50名もの道士(出家)が修行している長春観は、大変立派でいくつもの建物があり、せっかくなのでそこの道長にお目にかかれないかと伺うと、
「今 大事な用で北京にでかけて留守だ」というのです。
「日本道観も全真教、龍門派なので この道観ともご縁があると思う、何かご連絡したいときはどちらにすれば良いでしょうか?」と中年の男性の道士に聞くと、その人の名前と方丈(女性で世界で始めて方丈という道長を統括する位につかれた道長だそうです)のお名前を伺い 道観の連絡先をうかがいました。
入り口に入ったところの「老子様」を祀ってある建物でお線香の番をしていた若い男性道士とふと目があい、互いに道士の挨拶をすると、彼はその後ずっと私達について道観の中を案内してくれました。19才で出家して今25才だというその目の涼しい 多くの修行者をつれて参拝にきますね」と伝えると、
「私はずっとここにいます」と笑顔で答えてくれました。
出家の志しの強さ、自分は一生をここで修行するという覚悟、あの目の涼しさはそこから出ているのです。
妙聴が中国の全真教の道観にいくと(正一教、陳先生などは妻帯し、出家ではありません)、どこでも日本よりずっと安心するのは、皆、道士が出家だからなのです。 ですから出家の妙聴にとっては日本や台湾のように違和感が無いのです。
皆が当然のように道教の道一筋に生きている、そこに迷いもなく、他に目を移すことも無い。そのすがすがしさがとても心を落ち着かせてくれるのだと思います。
そして奥の建物まで進み、「老子様」に一番大きなお線香を上げさせていただき、心から祈ってきたことは言うまでもありません。皆さんにその気が届いたでしょうか?
武漢の旅 2010年3月8日
方丈の住まい
そして、沢山の神々が祀られた建物の奥に 方丈が住まれる立派な建物があります。
この長春観の道長は女性で、湖北省の道教協会の会長でもある方で、世界ではじめて女性で「方丈」という位をいただいて最近新聞にも載った方だそうです。
ただの道長よりずっと偉い位なのだそうです。
そしてその方丈が住まれる建物は、方丈がお出かけのときは誰も中に入れないのだそうですが、案内をしてくださった方丈のお弟子さんという中年の女性が妙聴を中に招き入れて下さり、中で方丈のお姉さまという年配の女性ともご挨拶し、「これが方丈の携帯電話です。 今、北京に出かけていますが、いつでも電話をしてください。」といわれました。

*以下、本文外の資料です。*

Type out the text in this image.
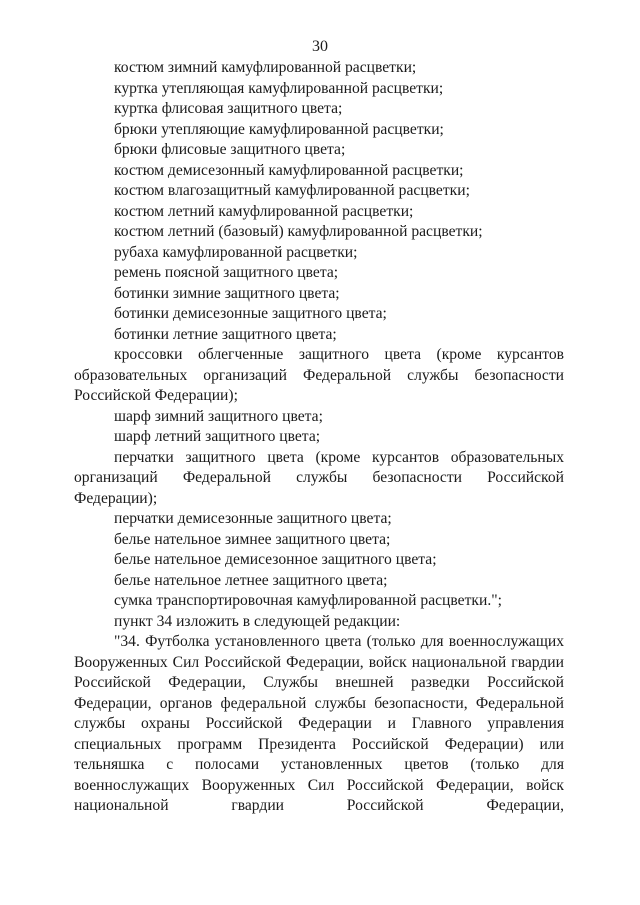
30
костюм зимний камуфлированной расцветки;
куртка утепляющая камуфлированной расцветки;
куртка флисовая защитного цвета;
брюки утепляющие камуфлированной расцветки;
брюки флисовые защитного цвета;
костюм демисезонный камуфлированной расцветки;
костюм влагозащитный камуфлированной расцветки;
костюм летний камуфлированной расцветки;
костюм летний (базовый) камуфлированной расцветки;
рубаха камуфлированной расцветки;
ремень поясной защитного цвета;
ботинки зимние защитного цвета;
ботинки демисезонные защитного цвета;
ботинки летние защитного цвета;

кроссовки облегченные защитного цвета (кроме курсантов образовательных организаций Федеральной службы безопасности Российской Федерации);

шарф зимний защитного цвета;
шарф летний защитного цвета;

перчатки защитного цвета (кроме курсантов образовательных организаций Федеральной службы безопасности Российской Федерации);

перчатки демисезонные защитного цвета;
белье нательное зимнее защитного цвета;
белье нательное демисезонное защитного цвета;
белье нательное летнее защитного цвета;
сумка транспортировочная камуфлированной расцветки.";
пункт 34 изложить в следующей редакции:

"34. Футболка установленного цвета (только для военнослужащих Вооруженных Сил Российской Федерации, войск национальной гвардии Российской Федерации, Службы внешней разведки Российской Федерации, органов федеральной службы безопасности, Федеральной службы охраны Российской Федерации и Главного управления специальных программ Президента Российской Федерации) или тельняшка с полосами установленных цветов (только для военнослужащих Вооруженных Сил Российской Федерации, войск национальной гвардии Российской Федерации,
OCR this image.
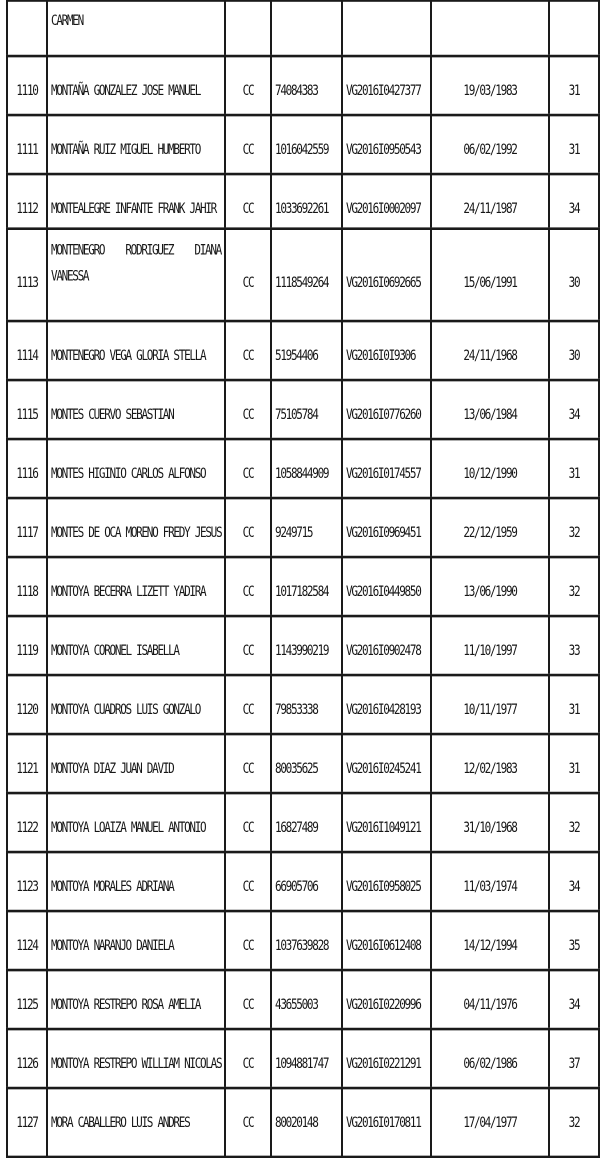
	CARMEN					
1110	MONTAÑA GONZALEZ JOSE MANUEL	CC	74084383	VG2016I0427377	19/03/1983	31
1111	MONTAÑA RUIZ MIGUEL HUMBERTO	CC	1016042559	VG2016I0950543	06/02/1992	31
1112	MONTEALEGRE INFANTE FRANK JAHIR	CC	1033692261	VG2016I0002097	24/11/1987	34
1113	MONTENEGRO RODRIGUEZ DIANA VANESSA	CC	1118549264	VG2016I0692665	15/06/1991	30
1114	MONTENEGRO VEGA GLORIA STELLA	CC	51954406	VG2016I0I9306	24/11/1968	30
1115	MONTES CUERVO SEBASTIAN	CC	75105784	VG2016I0776260	13/06/1984	34
1116	MONTES HIGINIO CARLOS ALFONSO	CC	1058844909	VG2016I0174557	10/12/1990	31
1117	MONTES DE OCA MORENO FREDY JESUS	CC	9249715	VG2016I0969451	22/12/1959	32
1118	MONTOYA BECERRA LIZETT YADIRA	CC	1017182584	VG2016I0449850	13/06/1990	32
1119	MONTOYA CORONEL ISABELLA	CC	1143990219	VG2016I0902478	11/10/1997	33
1120	MONTOYA CUADROS LUIS GONZALO	CC	79853338	VG2016I0428193	10/11/1977	31
1121	MONTOYA DIAZ JUAN DAVID	CC	80035625	VG2016I0245241	12/02/1983	31
1122	MONTOYA LOAIZA MANUEL ANTONIO	CC	16827489	VG2016I1049121	31/10/1968	32
1123	MONTOYA MORALES ADRIANA	CC	66905706	VG2016I0958025	11/03/1974	34
1124	MONTOYA NARANJO DANIELA	CC	1037639828	VG2016I0612408	14/12/1994	35
1125	MONTOYA RESTREPO ROSA AMELIA	CC	43655003	VG2016I0220996	04/11/1976	34
1126	MONTOYA RESTREPO WILLIAM NICOLAS	CC	1094881747	VG2016I0221291	06/02/1986	37
1127	MORA CABALLERO LUIS ANDRES	CC	80020148	VG2016I0170811	17/04/1977	32
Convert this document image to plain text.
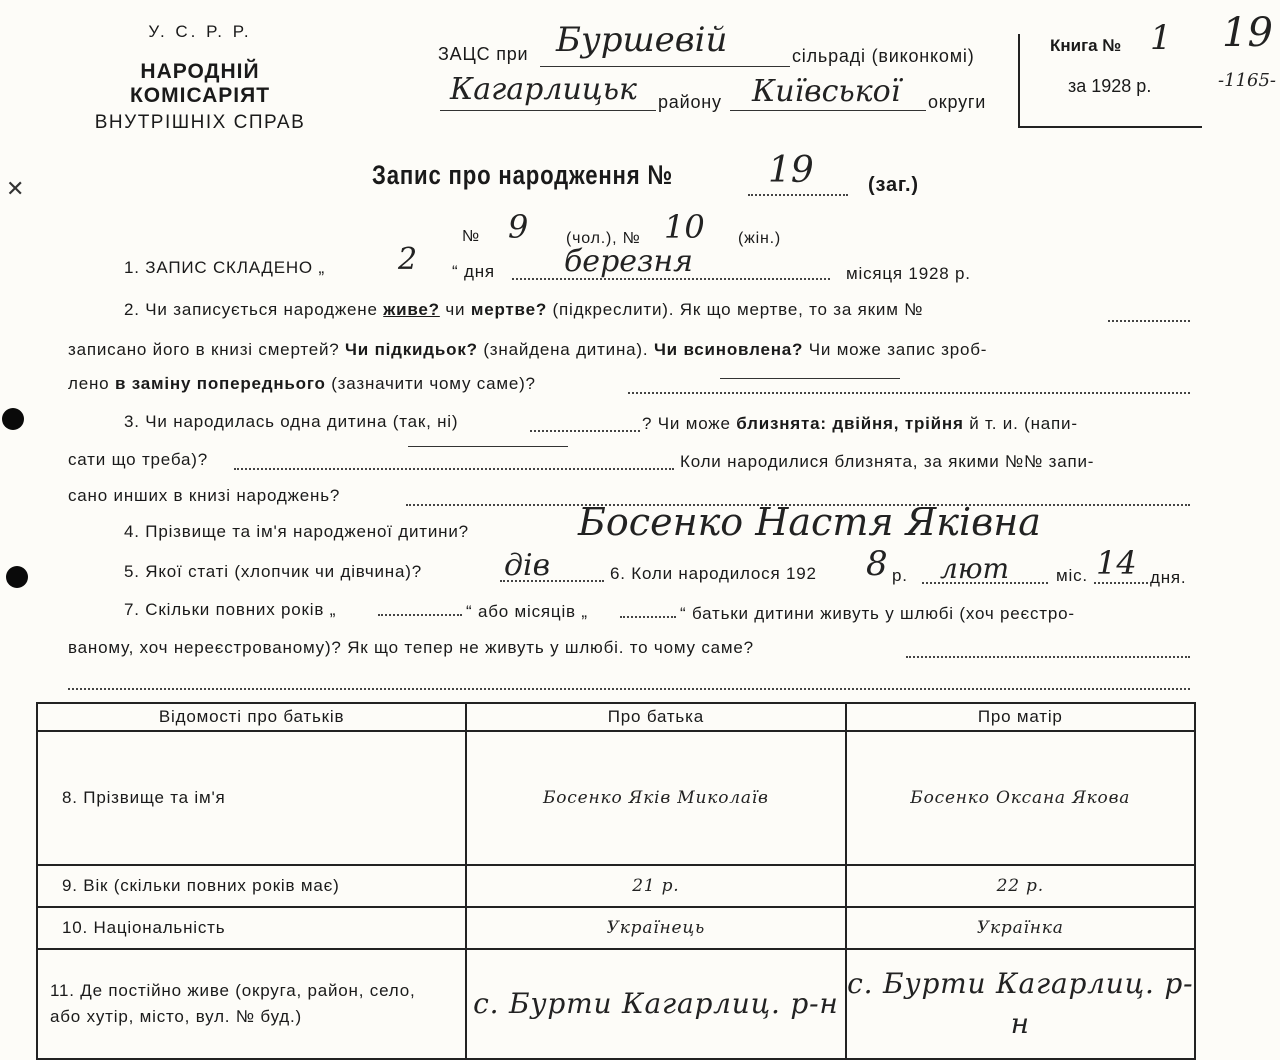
У. С. Р. Р.
НАРОДНІЙ КОМІСАРІЯТ
ВНУТРІШНІХ СПРАВ
ЗАЦС при Буршевій	сільраді (виконкомі)
Кагарлицьк району Київської округи
Книга № 1
за 1928 р.
19
-1165-
Запис про народження №	19	(заг.)
№ 9 (чол.), № 10 (жін.)
1. ЗАПИС СКЛАДЕНО „ 2 “ дня березня	місяця 1928 р.
2. Чи записується народжене живе? чи мертве? (підкреслити). Як що мертве, то за яким №
записано його в книзі смертей? Чи підкидьок? (знайдена дитина). Чи всиновлена? Чи може запис зроб-
лено в заміну попереднього (зазначити чому саме)?
3. Чи народилась одна дитина (так, ні)	? Чи може близнята: двійня, трійня й т. и. (напи-
сати що треба)?	Коли народилися близнята, за якими №№ запи-
сано инших в книзі народжень?
4. Прізвище та ім'я народженої дитини?	Босенко Настя Яківна
5. Якої статі (хлопчик чи дівчина)?	дів	6. Коли народилося 192 8 р. лют	міс. 14 дня.
7. Скільки повних років „	“ або місяців „	“ батьки дитини живуть у шлюбі (хоч реєстро-
ваному, хоч нереєстрованому)? Як що тепер не живуть у шлюбі. то чому саме?
Відомості про батьків	Про батька	Про матір
8. Прізвище та ім'я	Босенко Яків Миколаїв	Босенко Оксана Якова
9. Вік (скільки повних років має)	21 р.	22 р.
10. Національність	Українець	Українка
11. Де постійно живе (округа, район, село, або хутір, місто, вул. № буд.)	с. Бурти Кагарлиц. р-н	с. Бурти Кагарлиц. р-н
✕
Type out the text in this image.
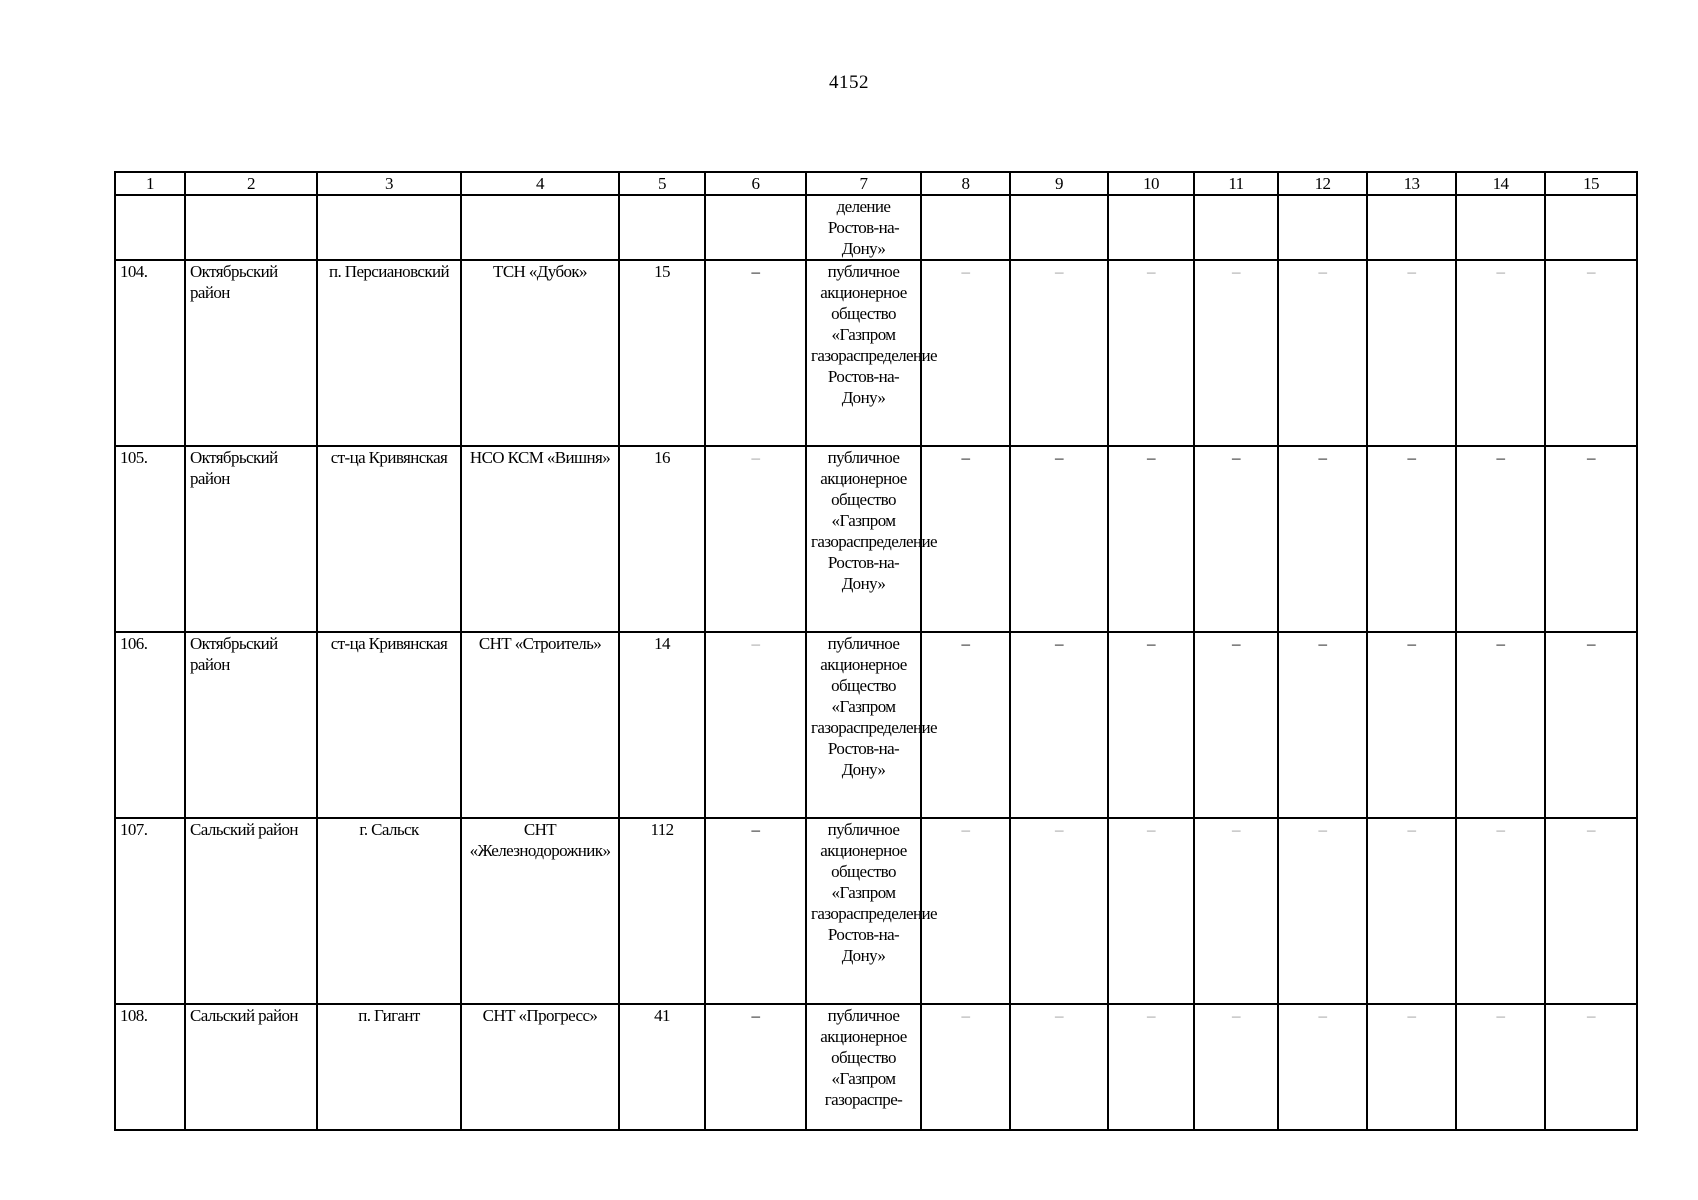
4152
1	2	3	4	5	6	7	8	9	10	11	12	13	14	15
						деление Ростов-на-Дону»								
104.	Октябрьский район	п. Персиановский	ТСН «Дубок»	15	–	публичное акционерное общество «Газпром газораспределение Ростов-на-Дону»	–	–	–	–	–	–	–	–
105.	Октябрьский район	ст-ца Кривянская	НСО КСМ «Вишня»	16	–	публичное акционерное общество «Газпром газораспределение Ростов-на-Дону»	–	–	–	–	–	–	–	–
106.	Октябрьский район	ст-ца Кривянская	СНТ «Строитель»	14	–	публичное акционерное общество «Газпром газораспределение Ростов-на-Дону»	–	–	–	–	–	–	–	–
107.	Сальский район	г. Сальск	СНТ «Железнодорожник»	112	–	публичное акционерное общество «Газпром газораспределение Ростов-на-Дону»	–	–	–	–	–	–	–	–
108.	Сальский район	п. Гигант	СНТ «Прогресс»	41	–	публичное акционерное общество «Газпром газораспре-	–	–	–	–	–	–	–	–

中には方丈が法衣を着られたふくよかなすてきな写真が飾ってあり、思わず手を合わせましたが、なにか胸があたたかくなる笑顔は「よく来ましたね」と微笑んでいるようで、タオイズムのご縁を感じたひとときです
そして皆さんに笑顔で送られて、すでに5時をまわり、西王母が祀られている建物も閉まっていたので、では閉館ですから失礼しましょうと、最後に残ったお線香と道教の黄色い札を燃やして、「財産の神様」に捧げて、その長春観を後にしました。